New AI Model Breaks Language Barriers with Multimodal Translation

Meta, the company formerly known as Facebook, recently unveiled its latest AI model, SeamlessM4T, which aims to revolutionize language translation. This “massively multilingual” model has the capability to translate speech and text in up to 100 languages, facilitating effective communication between individuals who speak different languages.
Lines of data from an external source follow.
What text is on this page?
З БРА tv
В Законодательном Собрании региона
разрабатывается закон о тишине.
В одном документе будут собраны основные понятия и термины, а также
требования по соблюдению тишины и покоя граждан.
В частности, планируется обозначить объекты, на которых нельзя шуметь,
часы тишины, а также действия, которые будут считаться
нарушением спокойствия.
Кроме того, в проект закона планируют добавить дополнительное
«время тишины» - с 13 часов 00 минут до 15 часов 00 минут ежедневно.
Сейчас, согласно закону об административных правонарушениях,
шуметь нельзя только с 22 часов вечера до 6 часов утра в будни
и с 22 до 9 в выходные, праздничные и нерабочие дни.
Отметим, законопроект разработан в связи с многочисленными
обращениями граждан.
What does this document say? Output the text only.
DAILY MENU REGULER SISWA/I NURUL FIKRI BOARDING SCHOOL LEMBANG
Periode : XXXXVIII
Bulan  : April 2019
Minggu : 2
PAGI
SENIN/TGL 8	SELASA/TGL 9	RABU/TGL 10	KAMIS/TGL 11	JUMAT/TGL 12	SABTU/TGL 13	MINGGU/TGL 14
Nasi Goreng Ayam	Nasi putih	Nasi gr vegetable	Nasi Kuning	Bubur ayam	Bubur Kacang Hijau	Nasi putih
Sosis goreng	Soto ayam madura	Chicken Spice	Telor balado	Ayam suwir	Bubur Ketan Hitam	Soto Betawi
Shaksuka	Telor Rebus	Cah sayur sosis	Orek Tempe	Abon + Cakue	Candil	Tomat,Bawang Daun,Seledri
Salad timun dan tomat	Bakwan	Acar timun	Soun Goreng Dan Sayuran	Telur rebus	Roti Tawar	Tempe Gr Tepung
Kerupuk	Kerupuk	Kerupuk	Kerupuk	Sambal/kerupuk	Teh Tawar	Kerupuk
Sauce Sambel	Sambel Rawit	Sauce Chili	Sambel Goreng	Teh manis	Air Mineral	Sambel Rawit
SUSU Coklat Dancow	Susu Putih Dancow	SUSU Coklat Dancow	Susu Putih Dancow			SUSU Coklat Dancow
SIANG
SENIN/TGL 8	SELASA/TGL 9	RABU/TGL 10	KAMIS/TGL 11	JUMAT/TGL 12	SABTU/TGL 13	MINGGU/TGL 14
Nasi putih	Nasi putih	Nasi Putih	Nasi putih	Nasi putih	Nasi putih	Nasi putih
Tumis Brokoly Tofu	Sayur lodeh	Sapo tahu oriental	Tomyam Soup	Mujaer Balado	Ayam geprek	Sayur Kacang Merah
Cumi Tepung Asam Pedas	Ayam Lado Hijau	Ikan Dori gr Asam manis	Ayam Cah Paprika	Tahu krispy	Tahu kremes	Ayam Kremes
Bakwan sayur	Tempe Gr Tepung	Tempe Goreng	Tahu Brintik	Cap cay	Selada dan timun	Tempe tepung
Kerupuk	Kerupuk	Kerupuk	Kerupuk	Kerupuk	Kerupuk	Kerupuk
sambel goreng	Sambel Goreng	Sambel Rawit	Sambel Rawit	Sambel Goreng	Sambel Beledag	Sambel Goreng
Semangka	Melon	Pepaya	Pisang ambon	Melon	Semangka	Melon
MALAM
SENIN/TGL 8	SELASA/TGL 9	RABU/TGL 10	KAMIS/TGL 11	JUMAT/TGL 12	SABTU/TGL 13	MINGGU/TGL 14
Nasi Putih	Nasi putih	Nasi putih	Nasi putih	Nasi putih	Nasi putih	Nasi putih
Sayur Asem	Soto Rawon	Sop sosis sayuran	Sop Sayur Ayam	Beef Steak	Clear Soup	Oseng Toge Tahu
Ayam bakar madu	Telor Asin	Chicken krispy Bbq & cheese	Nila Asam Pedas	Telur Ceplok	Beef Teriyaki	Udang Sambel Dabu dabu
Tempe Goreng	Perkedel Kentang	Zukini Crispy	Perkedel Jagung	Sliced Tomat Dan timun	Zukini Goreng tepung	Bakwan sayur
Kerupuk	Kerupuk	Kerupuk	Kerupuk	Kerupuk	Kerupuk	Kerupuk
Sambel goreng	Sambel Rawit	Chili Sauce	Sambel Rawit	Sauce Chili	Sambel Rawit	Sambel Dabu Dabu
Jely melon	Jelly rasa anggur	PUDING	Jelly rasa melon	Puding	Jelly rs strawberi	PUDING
What sets SeamlessM4T apart is its ability to handle both text-to-speech and speech-to-text translations, as well as speech-to-speech and text-to-text translations. The model boasts features such as speech recognition, speech-to-text translation, speech-to-speech translation, text-to-text translation, and text-to-speech translation. With support for approximately 100 languages in text translation and 36 languages in speech output, SeamlessM4T offers an extensive range of language capabilities.

Meta’s approach to AI is commendable, as the company is releasing SeamlessM4T under a research license that permits developers to build on the model’s capabilities. This move promotes collaboration and innovation in the field of translation AI. In addition, Meta is releasing SeamlessAlign, a valuable dataset for multimodal translation research, consisting of an impressive 270,000 hours of speech and text alignments. This dataset is expected to facilitate the development of future translation AI models by researchers worldwide.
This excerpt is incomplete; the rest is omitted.